Les abeilles sont des emblèmes de la complexité sociale. Leurs nids d’abeilles – des treillis intriqués dégoulinant de nourriture – abritent des membres de la ruche affairés, accomplissant des tâches soigneusement orchestrées, comme la défense contre les prédateurs et la coordination de la collecte des ressources. Une grande partie de notre propre succès est due à cette sorte de division du travail. Il est clair que, dans le règne animal, il est payant d’être social : Certains neurones font que nous n’aimons pas être seuls. On pourrait vous pardonner de supposer que l’organisation sociale complexe est le – ou du moins un – sommet de l’évolution.
Pourtant, sur les 20 000 espèces d’abeilles connues, seules quelques-unes sont sociales. Certaines espèces d’abeilles ont même renoncé à des comportements sociaux, optant pour la vie solitaire. Pourquoi ?
Parfois, tout le monde est gagnant quand on fait cavalier seul.

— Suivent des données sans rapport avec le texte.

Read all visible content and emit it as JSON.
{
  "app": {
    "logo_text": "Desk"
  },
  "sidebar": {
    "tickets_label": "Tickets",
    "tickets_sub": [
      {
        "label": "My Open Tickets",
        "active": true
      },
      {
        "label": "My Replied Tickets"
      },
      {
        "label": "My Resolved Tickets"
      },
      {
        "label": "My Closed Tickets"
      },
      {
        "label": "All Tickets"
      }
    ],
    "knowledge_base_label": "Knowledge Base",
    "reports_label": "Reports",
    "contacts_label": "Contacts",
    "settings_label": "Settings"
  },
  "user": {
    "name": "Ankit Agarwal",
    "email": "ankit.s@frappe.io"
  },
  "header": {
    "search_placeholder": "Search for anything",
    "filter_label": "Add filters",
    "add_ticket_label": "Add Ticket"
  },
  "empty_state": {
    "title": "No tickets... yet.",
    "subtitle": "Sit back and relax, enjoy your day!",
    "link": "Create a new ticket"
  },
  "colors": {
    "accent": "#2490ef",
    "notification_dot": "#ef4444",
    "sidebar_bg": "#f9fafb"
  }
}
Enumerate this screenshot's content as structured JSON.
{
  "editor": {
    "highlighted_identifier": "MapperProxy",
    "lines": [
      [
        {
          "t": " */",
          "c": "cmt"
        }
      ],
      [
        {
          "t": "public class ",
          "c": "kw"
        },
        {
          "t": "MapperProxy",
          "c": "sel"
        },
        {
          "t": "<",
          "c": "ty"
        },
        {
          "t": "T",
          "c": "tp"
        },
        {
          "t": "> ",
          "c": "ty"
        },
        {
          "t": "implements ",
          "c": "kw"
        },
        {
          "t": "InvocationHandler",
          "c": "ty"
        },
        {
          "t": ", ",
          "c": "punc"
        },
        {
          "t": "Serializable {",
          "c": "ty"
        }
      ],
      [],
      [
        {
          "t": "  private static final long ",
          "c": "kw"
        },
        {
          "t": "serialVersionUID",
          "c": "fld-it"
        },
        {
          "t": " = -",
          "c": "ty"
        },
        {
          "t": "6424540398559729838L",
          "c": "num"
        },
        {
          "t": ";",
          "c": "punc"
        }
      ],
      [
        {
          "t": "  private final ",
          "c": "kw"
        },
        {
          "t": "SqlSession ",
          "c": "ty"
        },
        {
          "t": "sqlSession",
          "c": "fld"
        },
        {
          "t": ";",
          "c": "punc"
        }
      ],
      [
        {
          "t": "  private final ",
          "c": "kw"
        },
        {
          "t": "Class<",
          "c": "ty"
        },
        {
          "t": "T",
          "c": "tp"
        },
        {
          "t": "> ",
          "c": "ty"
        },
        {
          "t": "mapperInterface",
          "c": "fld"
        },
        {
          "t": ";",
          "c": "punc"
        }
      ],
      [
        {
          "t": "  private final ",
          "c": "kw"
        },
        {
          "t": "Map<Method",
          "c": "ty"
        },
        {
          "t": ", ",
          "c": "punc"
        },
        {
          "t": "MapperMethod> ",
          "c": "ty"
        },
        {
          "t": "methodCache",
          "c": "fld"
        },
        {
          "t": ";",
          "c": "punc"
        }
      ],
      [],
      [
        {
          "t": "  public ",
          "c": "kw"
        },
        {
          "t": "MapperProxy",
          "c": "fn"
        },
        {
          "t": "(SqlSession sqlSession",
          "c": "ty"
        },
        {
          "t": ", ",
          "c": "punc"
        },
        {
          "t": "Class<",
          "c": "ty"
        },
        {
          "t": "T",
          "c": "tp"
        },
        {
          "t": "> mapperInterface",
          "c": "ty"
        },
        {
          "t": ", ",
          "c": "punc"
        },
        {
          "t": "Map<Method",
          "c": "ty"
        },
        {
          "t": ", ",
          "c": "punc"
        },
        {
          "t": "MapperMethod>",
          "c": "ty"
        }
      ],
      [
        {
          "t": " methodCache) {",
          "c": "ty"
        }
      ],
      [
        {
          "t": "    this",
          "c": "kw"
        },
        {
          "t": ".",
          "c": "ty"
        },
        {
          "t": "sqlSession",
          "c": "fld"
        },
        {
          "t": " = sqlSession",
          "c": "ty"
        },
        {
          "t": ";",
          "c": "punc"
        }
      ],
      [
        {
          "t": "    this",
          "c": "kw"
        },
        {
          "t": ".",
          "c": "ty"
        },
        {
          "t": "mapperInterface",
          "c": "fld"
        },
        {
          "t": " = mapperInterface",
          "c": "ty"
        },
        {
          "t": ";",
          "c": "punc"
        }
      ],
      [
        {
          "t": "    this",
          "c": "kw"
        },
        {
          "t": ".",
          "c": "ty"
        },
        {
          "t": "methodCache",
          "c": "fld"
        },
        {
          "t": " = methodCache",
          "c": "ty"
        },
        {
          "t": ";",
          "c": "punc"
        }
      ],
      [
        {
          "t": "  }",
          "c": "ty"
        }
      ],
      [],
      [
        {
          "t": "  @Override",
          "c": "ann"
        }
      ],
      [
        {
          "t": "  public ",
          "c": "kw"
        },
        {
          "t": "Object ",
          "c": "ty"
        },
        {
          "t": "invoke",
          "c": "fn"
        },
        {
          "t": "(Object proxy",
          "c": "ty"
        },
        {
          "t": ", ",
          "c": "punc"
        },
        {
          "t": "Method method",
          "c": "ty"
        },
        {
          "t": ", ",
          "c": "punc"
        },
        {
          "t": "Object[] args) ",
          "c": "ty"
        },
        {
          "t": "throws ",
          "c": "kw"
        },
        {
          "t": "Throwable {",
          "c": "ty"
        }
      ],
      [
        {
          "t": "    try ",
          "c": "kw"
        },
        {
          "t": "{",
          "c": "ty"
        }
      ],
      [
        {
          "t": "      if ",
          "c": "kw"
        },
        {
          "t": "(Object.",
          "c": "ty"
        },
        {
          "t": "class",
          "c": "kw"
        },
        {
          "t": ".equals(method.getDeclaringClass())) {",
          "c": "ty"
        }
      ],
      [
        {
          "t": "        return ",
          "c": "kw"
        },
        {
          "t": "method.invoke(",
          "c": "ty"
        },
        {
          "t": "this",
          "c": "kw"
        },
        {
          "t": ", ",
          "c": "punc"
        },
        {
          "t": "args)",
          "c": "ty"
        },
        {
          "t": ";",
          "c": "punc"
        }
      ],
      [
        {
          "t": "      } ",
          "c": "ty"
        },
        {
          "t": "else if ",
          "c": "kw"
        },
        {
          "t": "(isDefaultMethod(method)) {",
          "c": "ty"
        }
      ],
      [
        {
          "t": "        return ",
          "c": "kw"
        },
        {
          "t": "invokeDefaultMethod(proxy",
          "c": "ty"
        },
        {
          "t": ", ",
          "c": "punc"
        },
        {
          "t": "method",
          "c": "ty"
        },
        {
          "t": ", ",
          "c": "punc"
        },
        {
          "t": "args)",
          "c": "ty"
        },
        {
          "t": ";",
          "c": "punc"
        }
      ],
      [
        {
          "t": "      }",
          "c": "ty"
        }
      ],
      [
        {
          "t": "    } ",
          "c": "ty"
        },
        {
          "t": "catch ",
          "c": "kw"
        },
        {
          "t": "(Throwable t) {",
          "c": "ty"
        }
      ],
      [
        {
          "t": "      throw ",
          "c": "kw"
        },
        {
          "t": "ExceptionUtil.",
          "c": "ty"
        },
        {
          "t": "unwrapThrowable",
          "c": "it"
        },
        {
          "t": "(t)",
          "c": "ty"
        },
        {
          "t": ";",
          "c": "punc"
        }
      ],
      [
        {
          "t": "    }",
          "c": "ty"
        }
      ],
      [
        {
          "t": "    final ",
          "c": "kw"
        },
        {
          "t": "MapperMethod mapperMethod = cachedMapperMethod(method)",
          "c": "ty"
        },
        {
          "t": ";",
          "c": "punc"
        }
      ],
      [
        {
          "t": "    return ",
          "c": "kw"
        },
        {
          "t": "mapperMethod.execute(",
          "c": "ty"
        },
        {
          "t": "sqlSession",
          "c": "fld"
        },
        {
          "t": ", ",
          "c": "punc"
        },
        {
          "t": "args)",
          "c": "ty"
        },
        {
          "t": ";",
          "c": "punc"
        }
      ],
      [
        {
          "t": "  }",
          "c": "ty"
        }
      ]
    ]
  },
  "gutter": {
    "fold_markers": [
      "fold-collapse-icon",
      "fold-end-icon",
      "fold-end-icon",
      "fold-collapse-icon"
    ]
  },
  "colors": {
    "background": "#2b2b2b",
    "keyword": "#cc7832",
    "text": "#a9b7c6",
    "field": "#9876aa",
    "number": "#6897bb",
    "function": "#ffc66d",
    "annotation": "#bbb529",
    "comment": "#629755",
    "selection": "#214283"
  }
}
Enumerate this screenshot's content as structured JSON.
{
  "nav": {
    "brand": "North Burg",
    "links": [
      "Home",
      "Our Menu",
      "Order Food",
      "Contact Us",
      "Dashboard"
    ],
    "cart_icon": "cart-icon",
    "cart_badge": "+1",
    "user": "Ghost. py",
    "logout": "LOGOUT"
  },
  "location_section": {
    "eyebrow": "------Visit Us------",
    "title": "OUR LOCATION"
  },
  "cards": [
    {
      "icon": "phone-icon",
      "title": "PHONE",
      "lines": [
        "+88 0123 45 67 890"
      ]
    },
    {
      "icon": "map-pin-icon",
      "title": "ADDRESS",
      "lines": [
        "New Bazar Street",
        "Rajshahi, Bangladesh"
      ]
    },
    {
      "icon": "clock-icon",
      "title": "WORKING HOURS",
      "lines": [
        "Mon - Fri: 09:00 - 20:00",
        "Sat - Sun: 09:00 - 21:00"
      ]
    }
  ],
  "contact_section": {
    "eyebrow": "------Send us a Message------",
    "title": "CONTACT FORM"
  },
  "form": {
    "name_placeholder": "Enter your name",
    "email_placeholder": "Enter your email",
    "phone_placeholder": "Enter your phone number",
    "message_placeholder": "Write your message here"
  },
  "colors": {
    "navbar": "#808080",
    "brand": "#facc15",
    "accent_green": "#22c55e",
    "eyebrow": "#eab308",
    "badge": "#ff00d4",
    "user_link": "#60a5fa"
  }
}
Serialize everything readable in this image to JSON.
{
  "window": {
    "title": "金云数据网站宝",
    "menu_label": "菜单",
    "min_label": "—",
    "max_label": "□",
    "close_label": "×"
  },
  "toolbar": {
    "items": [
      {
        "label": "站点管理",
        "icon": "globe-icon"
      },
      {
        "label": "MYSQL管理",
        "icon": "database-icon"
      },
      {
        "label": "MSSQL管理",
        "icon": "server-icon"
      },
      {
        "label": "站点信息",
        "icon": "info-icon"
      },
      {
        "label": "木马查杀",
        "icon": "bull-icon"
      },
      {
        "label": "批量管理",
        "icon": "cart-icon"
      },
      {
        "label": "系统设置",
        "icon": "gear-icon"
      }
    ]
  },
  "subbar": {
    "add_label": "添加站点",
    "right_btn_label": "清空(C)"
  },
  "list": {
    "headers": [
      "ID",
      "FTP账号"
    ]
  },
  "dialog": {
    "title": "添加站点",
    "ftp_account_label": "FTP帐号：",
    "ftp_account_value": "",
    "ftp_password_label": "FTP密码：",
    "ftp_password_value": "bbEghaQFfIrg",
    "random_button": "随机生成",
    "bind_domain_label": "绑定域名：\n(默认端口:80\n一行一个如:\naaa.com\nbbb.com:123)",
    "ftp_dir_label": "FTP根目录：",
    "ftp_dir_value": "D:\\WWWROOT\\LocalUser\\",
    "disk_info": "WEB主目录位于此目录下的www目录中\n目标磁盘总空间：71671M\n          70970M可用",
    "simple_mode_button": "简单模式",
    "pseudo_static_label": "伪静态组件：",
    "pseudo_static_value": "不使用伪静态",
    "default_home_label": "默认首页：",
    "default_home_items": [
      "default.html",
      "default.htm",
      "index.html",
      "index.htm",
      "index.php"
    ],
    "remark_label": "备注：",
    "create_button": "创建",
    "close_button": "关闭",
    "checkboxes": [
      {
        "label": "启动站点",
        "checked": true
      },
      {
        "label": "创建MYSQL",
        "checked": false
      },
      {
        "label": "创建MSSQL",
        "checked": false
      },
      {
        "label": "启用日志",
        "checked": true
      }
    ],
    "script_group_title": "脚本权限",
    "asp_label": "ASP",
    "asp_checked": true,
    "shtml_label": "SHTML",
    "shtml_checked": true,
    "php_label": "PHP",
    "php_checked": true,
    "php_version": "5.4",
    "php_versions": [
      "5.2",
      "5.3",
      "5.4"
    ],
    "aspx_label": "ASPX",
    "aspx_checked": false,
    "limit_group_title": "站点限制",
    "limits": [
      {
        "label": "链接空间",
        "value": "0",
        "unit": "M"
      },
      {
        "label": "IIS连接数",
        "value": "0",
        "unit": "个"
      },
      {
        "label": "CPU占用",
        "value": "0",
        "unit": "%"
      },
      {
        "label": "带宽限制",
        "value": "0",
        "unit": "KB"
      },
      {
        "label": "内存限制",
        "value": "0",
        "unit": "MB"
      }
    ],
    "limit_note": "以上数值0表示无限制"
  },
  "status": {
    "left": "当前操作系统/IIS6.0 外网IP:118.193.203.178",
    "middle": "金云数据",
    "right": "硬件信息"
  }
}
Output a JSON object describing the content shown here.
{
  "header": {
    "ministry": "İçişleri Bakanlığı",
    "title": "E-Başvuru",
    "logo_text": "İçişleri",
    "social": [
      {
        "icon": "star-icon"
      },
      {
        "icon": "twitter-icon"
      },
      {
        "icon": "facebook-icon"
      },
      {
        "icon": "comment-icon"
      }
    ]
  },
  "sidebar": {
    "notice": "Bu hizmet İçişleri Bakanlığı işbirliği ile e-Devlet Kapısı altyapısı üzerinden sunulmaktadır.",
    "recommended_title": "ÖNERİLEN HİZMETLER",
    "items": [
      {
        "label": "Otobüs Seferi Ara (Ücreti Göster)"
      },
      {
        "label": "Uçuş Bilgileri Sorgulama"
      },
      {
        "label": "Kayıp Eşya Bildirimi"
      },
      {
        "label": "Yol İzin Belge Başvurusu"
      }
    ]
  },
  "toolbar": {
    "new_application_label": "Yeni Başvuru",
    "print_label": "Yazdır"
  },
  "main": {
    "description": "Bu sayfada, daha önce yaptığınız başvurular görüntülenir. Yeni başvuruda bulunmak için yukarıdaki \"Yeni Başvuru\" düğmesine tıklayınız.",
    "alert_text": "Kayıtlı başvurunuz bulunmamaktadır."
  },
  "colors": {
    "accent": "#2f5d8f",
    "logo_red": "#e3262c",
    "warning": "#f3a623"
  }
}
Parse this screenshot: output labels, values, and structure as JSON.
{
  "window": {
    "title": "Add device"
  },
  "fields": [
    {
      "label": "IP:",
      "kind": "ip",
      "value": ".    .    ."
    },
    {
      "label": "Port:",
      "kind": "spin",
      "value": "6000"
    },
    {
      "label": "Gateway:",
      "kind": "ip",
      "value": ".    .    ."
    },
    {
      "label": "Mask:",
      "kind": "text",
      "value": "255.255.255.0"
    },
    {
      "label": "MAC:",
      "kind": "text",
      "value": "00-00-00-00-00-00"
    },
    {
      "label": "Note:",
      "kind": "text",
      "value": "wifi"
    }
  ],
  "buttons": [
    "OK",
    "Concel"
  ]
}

Pour commencer, comme les introvertis le savent bien, la socialisation demande beaucoup d’énergie. Les sociétés très complexes d’insectes nécessitent un arsenal élaboré de signaux chimiques et physiques pour diriger leur comportement communautaire. Les abeilles sociales ont des glandes exocrines plus développées que leurs cousines solitaires, et les abeilles halictides solitaires ont moins de poils sensoriels sur leurs antennes que leurs précurseurs sociaux. Les halictidés solitaires et sociaux ont également des systèmes odorants différents, qui jouent un rôle important dans la communication et la reconnaissance des abeilles sociales. Au fur et à mesure que l’environnement présente de nouvelles exigences, et que la composition génétique de la ruche s’adapte, ces caractéristiques pourraient tout simplement cesser de valoir l’investissement.
Pour un autre, être social peut être rabougri – les abeilles doivent parfois grandir rapidement pour survivre. Des chercheurs du Whitman College, dans l’État de Washington, ont découvert que la région du cerveau de l’abeille du verger antisociale nouvellement éclose, responsable de la capacité de butinage, est à peu près aussi développée que la région correspondante chez l’abeille domestique butineuse expérimentée. L’asocialité encourage l’autosuffisance. Les abeilles des vergers doivent se débrouiller seules, et elles arrivent dans le monde en sachant comment chercher leur nourriture. Pour les abeilles à miel, en revanche, seule une partie de la ruche doit butiner à tout moment.
Comment les espèces solitaires évoluent-elles pour récolter ces avantages après avoir été sociales ? Après tout, l’apparition de l’antisocialité, en conjonction avec d’autres facteurs de stress, peut signifier l’effondrement de la ruche entière – en augmentant la quantité minimale d’abeilles sociales nécessaires pour soutenir une ruche, et en diminuant la quantité maximale d’abeilles qu’une ruche peut porter de manière stable. La prévalence des solitaires n’est donc pas exactement favorable.
La variabilité du comportement social est une réponse possible. H. rubicundus, une abeille suceuse descendant d’ancêtres sociaux de la famille des Halictidae, a des populations à la fois solitaires et sociales en Europe. Les abeilles vivant dans des environnements différents préfèrent des comportements différents : Dans les climats chauds, les populations d’H. rubicundus favorisent la formation de ruches, tandis que dans le froid, elles ont tendance à faire cavalier seul.
Il s’avère également que, même dans une ruche hautement coordonnée, des individus antisociaux persistent. Et ils semblent être tolérés par les autres abeilles de la colonie. Si quelques solitaires se retrouvent dans une nouvelle situation où le comportement solitaire est avantageux – disons que la saison de croissance est courte et que les abeilles doivent se lever et partir sans se répartir les tâches – une espèce asociale pourrait apparaître.
Les changements de plantes hôtes peuvent également amener les abeilles sociales à revenir à un comportement solitaire. Selon l’environnement et les besoins de l’abeille, la spécialisation sur une plante est généralement plus bénéfique dans un contexte de ruche, où toute l’activité de la ruche peut être coordonnée autour d’une ressource constante. Les abeilles solitaires sont généralement généralistes – elles bourdonnent d’une espèce végétale à l’autre.
La socialité n’est pas un sommet de l’évolution. C’est juste un autre résultat du processus. Les abeilles recluses et d’autres espèces s’en sortent très bien et parfois même mieux. Il est clair que le comportement social présente des avantages, favorisant la survie des espèces et des communautés. Mais être un bon voisin n’est pas le seul avantage pour la ruche. Parfois, tout le monde gagne quand on fait cavalier seul.
Silvia Golumbeanu est stagiaire en rédaction chez Nautilus.